Une photo, quelques mots
Atelier d'écriture proposé par Leiloona
Crédit photo : Romaric Cazaux
Lorsque je cours, je ne m'arrête jamais, je dis à peine bonjour aux gens que je croise. Mon i pod sur les oreilles, je m'évade, je fuis... Mais je ne sais pas pourquoi, cette silhouette de dos m'a interpelé, attiré. Plus les années passent et plus j'aime la compagnie des gens âgées. Ils ont beaucoup à nous apprendre, si on leur en laisse la possibilité. Plus les années passent et plus la solitude m'effraie aussi. Cette femme... est-ce bien une femme ? Les personnes âgées sont comme les nouveaux-nés, parfois on a un doute... Cette personne a l'air plongée dans sa contemplation, perdue dans ses pensées. Je suis parcouru d'une envie fulgurante, un besoin de les découvrir. J'ôte mes écouteurs, je ralentis ma foulée... et j'hésite à repartir en courant car j'aperçois son visage baigné de larmes. Que fait-on dans ces cas-là ? En ville, j'aurais détourné les yeux, fait semblant de ne pas voir, comme tout le monde, un peu par pudeur, par indifférence, par peur. Le malheur on l'évite tant qu'on peut, comme s'il était contagieux. A la campagne où l'on ne rencontre pas une âme qui vive sur des kilomètres, c'est différent... La possibilité de retrouver des rapports humains, réels, me titille.

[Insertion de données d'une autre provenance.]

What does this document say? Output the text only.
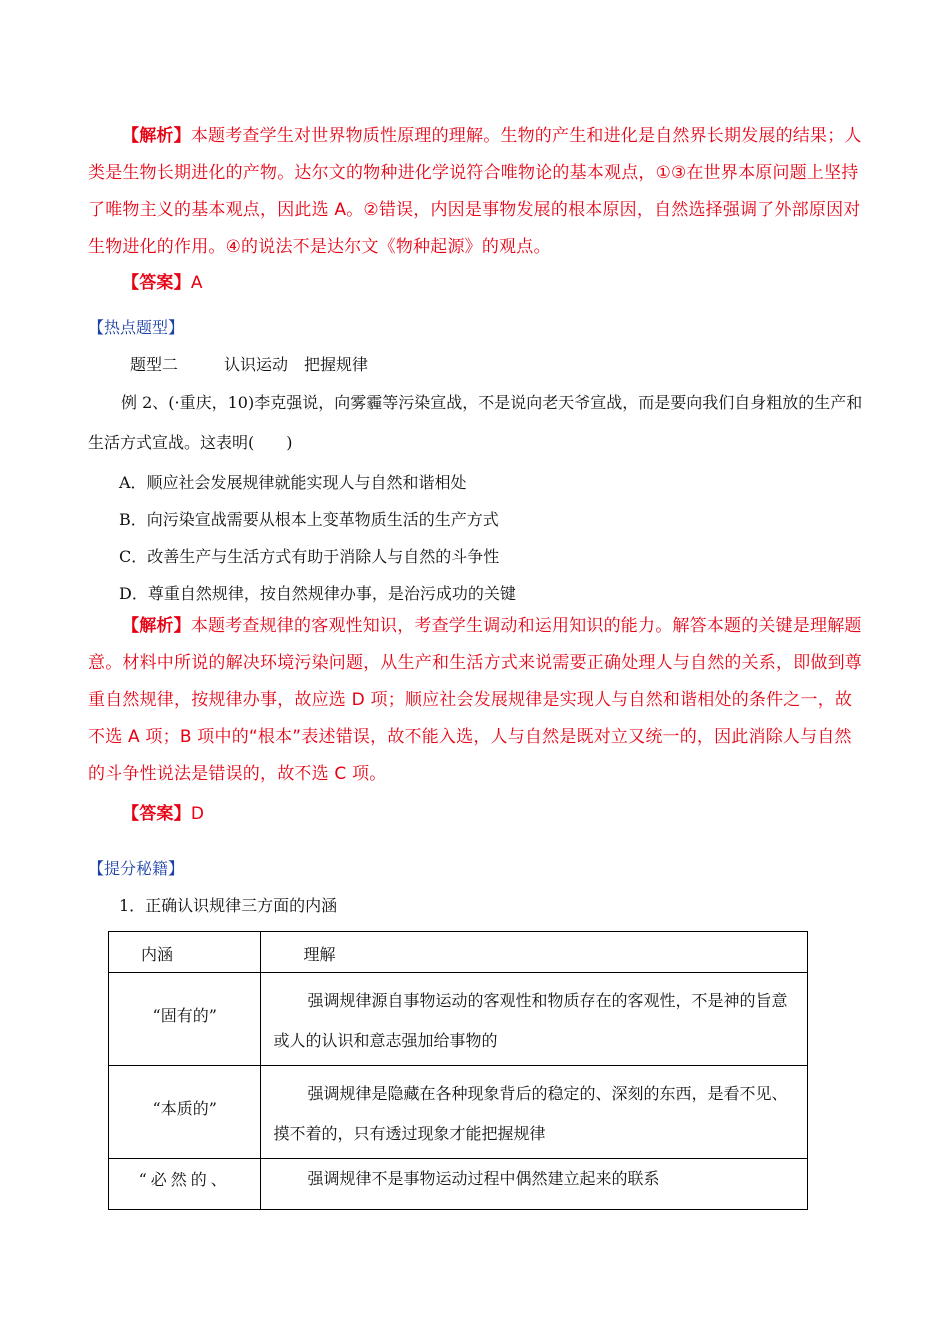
【解析】本题考查学生对世界物质性原理的理解。生物的产生和进化是自然界长期发展的结果；人类是生物长期进化的产物。达尔文的物种进化学说符合唯物论的基本观点，①③在世界本原问题上坚持了唯物主义的基本观点，因此选 A。②错误，内因是事物发展的根本原因，自然选择强调了外部原因对生物进化的作用。④的说法不是达尔文《物种起源》的观点。
【答案】A
【热点题型】
题型二	认识运动　把握规律
例 2、(·重庆，10)李克强说，向雾霾等污染宣战，不是说向老天爷宣战，而是要向我们自身粗放的生产和生活方式宣战。这表明(　　)
A．顺应社会发展规律就能实现人与自然和谐相处
B．向污染宣战需要从根本上变革物质生活的生产方式
C．改善生产与生活方式有助于消除人与自然的斗争性
D．尊重自然规律，按自然规律办事，是治污成功的关键
【解析】本题考查规律的客观性知识，考查学生调动和运用知识的能力。解答本题的关键是理解题意。材料中所说的解决环境污染问题，从生产和生活方式来说需要正确处理人与自然的关系，即做到尊重自然规律，按规律办事，故应选 D 项；顺应社会发展规律是实现人与自然和谐相处的条件之一，故不选 A 项；B 项中的“根本”表述错误，故不能入选，人与自然是既对立又统一的，因此消除人与自然的斗争性说法是错误的，故不选 C 项。
【答案】D
【提分秘籍】
1．正确认识规律三方面的内涵
内涵	理解

“固有的”	强调规律源自事物运动的客观性和物质存在的客观性，不是神的旨意或人的认识和意志强加给事物的

“本质的”	强调规律是隐藏在各种现象背后的稳定的、深刻的东西，是看不见、摸不着的，只有透过现象才能把握规律

“必然的、	强调规律不是事物运动过程中偶然建立起来的联系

M'éloigner de Facebook et mes cent quarante-six amis fictifs qui me lancent des "likes" à tout va mais n'ont pas été fichus d'être là pour moi alors que je perdais pied. Ma colère me décide. Je m'approche...
Nous sommes attablés dans la cuisine de Maud devant un thé, nous mangeons des croquets piochés dans une boîte en fer et parlons, parlons...
Maud de la perte de son mari il y a deux ans mais c'est comme si c'était il y a deux mois, une amputation d'une partie d'elle-même, ses enfants et petits-enfants qui sont loin, sa tristesse de vieillir seule, même si on s'habitue, ses jambes qui ne fonctionnent plus bien et sa peur de finir en maison de retraite... Et moi de ma vie citadine trépidante et dénuée de sens, ma difficulté à me poser, ces quelques jours dans un gîte pour réfléchir, mes pensées qui tournent en rond en toute stérilité...
Cette femme inconnue m'écoute comme mes amis, ma famille n'ont pas su le faire. Avec intensité, sans me juger. Et même si les solutions que je recherche semblent encore bien lointaines, ça me fait du bien. Ca me fait du bien de parler avec quelqu'un de vrai ! J'ai envie de la remercier, de lui offrir un cadeau... Et soudain, je sais : je vais lui installer une web cam pour qu'elle puisse voir ses enfants !
Je cours, paisiblement. Je respire l'odeur de mouillé après la pluie, je sens le souffle du vent sur mon visage, suis la course des nuages... je me sens vivant ! Les jambes de Maud continuent à la soutenir vaillamment même si elle se repose de plus en plus sur sa canne. Et je crois que la joie de voir grandir ses petits-enfants la porte aussi un peu.